Jan 4, 2011 14:26 GMT  ·  By

It took centuries before someone finally noticed that the apparently dull, transparent wings of insects are filled with a multitude of colors, visible to the naked eye.

At some point we all admired the wings of a beetle or of a colorful butterfly, but when people see a simple fly, they never think of the color of its wings.

And still, the wing colors of many flies and wasps are not random iridescence, as scientists believed before, and “given favorable light conditions, they display a world of brightly patterned wings that are apparently unnoticed by contemporary biologists.”

This is what researchers led by University of Lund entomologists Ekaterina Shevtsova and Christer Hansson, wrote in a paper appearing a month ago in Proceedings of the National Academy of Sciences, paper that not many have noticed (just like for the colors of insect wings).

Study co-author Daniel Janzen, an evolutionary ecologist at the University of Pennsylvania, said that “you hold the wing up against the light, so you can see the veins,” and “if you’re looking through a microscope, you try to get a clear view behind the wing.

“It’s the antithesis of getting wing color.”

The one thing this team of researchers did differently, was to study wings under microscopes, against black backgrounds.

And once Janzen – who breeds wasps for his research on caterpillar-parasite symbioses, started to look at the wings this way, he could see the colors with the naked eye as wings passed over insects’ black bodies.

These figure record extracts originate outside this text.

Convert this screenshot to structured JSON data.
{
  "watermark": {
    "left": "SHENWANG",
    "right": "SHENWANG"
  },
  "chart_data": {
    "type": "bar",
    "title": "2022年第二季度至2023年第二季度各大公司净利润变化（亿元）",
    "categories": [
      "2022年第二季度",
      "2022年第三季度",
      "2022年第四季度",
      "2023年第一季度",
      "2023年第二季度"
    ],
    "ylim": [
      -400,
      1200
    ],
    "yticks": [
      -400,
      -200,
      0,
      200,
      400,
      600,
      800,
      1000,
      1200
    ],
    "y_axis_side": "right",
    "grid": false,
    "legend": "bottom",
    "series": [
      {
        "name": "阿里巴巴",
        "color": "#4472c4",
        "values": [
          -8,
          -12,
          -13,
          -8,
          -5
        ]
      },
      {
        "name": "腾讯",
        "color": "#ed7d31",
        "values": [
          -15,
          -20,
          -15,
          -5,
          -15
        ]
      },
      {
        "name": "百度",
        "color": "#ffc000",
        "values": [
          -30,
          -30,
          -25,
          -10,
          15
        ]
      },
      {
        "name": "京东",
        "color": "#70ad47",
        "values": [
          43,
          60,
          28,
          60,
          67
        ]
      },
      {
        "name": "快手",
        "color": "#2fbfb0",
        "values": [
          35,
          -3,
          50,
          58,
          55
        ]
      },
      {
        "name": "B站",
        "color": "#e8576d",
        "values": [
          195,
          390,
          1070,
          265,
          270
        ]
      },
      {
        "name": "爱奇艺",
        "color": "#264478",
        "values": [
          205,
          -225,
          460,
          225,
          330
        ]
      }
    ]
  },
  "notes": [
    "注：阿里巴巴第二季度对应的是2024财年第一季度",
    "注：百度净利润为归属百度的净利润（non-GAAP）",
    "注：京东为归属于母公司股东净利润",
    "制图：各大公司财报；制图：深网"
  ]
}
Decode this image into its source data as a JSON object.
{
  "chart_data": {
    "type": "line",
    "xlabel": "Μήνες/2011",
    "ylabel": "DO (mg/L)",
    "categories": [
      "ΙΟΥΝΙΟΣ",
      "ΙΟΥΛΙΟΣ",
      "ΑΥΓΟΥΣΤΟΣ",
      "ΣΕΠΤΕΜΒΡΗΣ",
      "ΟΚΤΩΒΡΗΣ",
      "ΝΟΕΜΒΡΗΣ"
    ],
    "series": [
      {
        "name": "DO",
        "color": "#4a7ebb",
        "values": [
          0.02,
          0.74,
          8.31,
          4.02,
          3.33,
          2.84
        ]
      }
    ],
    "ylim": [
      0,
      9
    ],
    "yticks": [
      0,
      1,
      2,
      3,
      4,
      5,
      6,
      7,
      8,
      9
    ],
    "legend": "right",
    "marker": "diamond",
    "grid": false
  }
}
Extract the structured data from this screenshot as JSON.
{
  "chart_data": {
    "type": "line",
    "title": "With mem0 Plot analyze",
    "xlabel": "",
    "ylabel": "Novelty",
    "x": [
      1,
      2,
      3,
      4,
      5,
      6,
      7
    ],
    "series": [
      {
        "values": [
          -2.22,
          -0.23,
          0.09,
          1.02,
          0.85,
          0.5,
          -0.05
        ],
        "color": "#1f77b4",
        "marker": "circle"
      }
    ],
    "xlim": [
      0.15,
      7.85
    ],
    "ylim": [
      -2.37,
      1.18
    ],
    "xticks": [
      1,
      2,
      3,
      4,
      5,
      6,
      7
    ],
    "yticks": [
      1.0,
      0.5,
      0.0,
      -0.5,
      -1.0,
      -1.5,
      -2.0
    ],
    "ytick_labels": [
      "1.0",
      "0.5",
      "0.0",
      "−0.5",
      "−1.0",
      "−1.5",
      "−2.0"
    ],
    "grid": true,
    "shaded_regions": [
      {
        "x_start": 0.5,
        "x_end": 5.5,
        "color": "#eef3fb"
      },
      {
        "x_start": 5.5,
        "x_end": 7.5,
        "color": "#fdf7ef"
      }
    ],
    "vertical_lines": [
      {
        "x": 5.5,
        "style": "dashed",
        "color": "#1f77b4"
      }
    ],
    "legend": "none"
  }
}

He was so excited that he said that “they flash like little diamonds.”

The wings of wasps and flies are made of two compressed layers of transparent chitin, so when light bounces off both layers the rays mix and produce color.

It's the same principle as for soap bubbles and oil slicks, so this is why scientists considered transparent wing coloration “a soap bubble iridescence effect, with randomly changing colors flashing over the wing surface,” the researchers said.

It's just that after this last analysis, the researchers found that surface variations in chitin filtered out the iridescence, and the remaining colors proved to be stable and visible from almost any angle.

Also, the wings colors were consistently different between species and sex, Wired Science reports.

So how come so many generations of biologists missed this?

The researchers from Lund say that there are two explanations: first of all, nobody looked for this specifically, and second of all, the colors are most evident against a dark background, and most entomologists study transparent wings against a white background (which makes them invisible).

The coloration of the wings is believed to have specific functions, especially for mating, just like in butterflies and beetles, as well as other colorful insects.

The wings patterns will also help scientists make the difference between species difficult to tell apart in other ways (they have already identified three new species of wasp).

Janen said that at least a dozen other orders of insects, including dragonflies, cockroaches and grasshoppers, have transparent wings that could be as colorful as those of wasps and flies.

“I envision taxonomists going back to their animals, and looking at them in a new light,” he said.

“It’s like discovering a whole new piece of the animal.”